6) In a normal ejaculate, at least 25 per cent of the spermatozoa should be swimming with rapid forward movement. The motility is graded, grade 4 being the highest forward progressive motility and grade 1 being immotile and fail to move sperms. Grade 3 and 4 are considered to be normal to be able to father a child. At least 50 per cent of the spermatozoa should be swimming forward, even if only sluggishly (grade 3-4). The faster they swim up, the sooner they can get out of the acidic environment of vagina to find the egg.
7) The pH of the semen measures how acidic or alkaline it is. Acidic pH indicate blockage and alkaline pH indicate infection.
8) Presence of white blood cells is not normal.
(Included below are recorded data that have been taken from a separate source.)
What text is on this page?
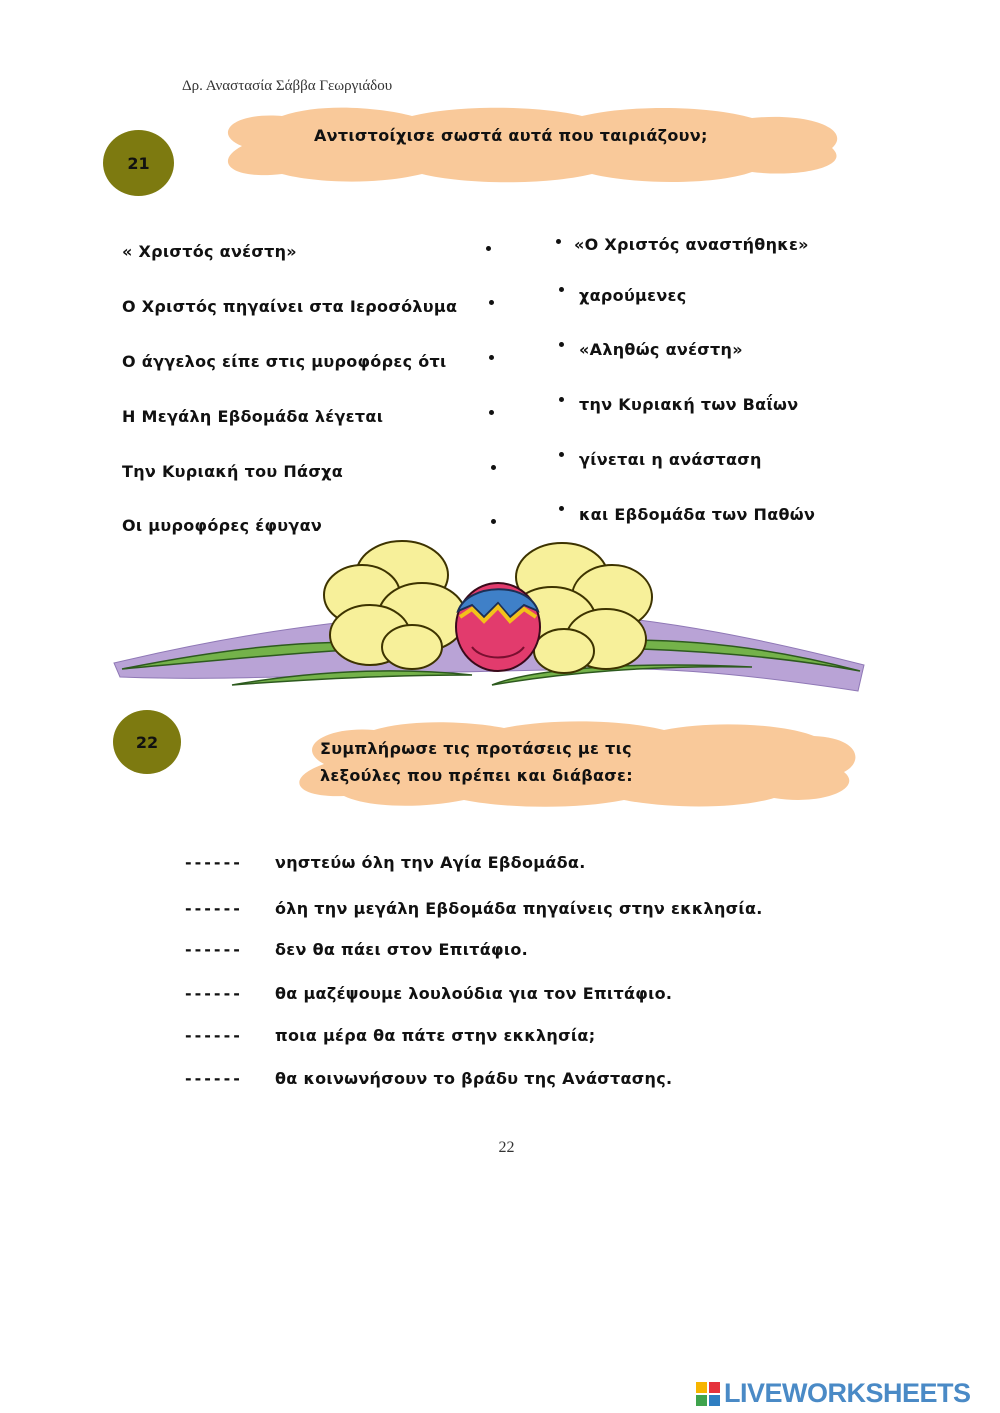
Δρ. Αναστασία Σάββα Γεωργιάδου
21
Αντιστοίχισε σωστά αυτά που ταιριάζουν;
« Χριστός ανέστη»
Ο Χριστός πηγαίνει στα Ιεροσόλυμα
Ο άγγελος είπε στις μυροφόρες ότι
Η Μεγάλη Εβδομάδα λέγεται
Την Κυριακή του Πάσχα
Οι μυροφόρες έφυγαν
«Ο Χριστός αναστήθηκε»
χαρούμενες
«Αληθώς ανέστη»
την Κυριακή των Βαΐων
γίνεται η ανάσταση
και Εβδομάδα των Παθών
22	Συμπλήρωσε τις προτάσεις με τις
λεξούλες που πρέπει και διάβασε:
------ νηστεύω όλη την Αγία Εβδομάδα.
------ όλη την μεγάλη Εβδομάδα πηγαίνεις στην εκκλησία.
------ δεν θα πάει στον Επιτάφιο.
------ θα μαζέψουμε λουλούδια για τον Επιτάφιο.
------ ποια μέρα θα πάτε στην εκκλησία;
------ θα κοινωνήσουν το βράδυ της Ανάστασης.
22
LIVEWORKSHEETS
It indicates infection.
9) Fructose levels measure the amount of sugar known as fructose in semen. This provides the energy that they need to be motile and swim. Lower values could be due to infection or obstruction.
Discuss these with an infertility specialist. The IUI, IVF or ICSI are designed to help you get pregnant. IUI tackles the problem faced by sperms to get to reach to egg by bypassing the environmental problems of vagina or cervix. IVF helps to tackle the problem of fertilizing the egg by making strongest and fastest sperms come closer to egg. If IUI and IVF fail, then ICSI helps, by uniting the nuclear material. It is specially of use when sperms fail to penetrate the egg in IUI or IVF (usually due to lack of acrosomal protein that normally should be present in the sperm head to dissolve the outer wall of the egg and let the sperm enter to be able to fuse the nuclear material with that of the egg.
Hope this helps you to go ahead and decide the best possible option with discussion with your treating doctor. Take care. All the best.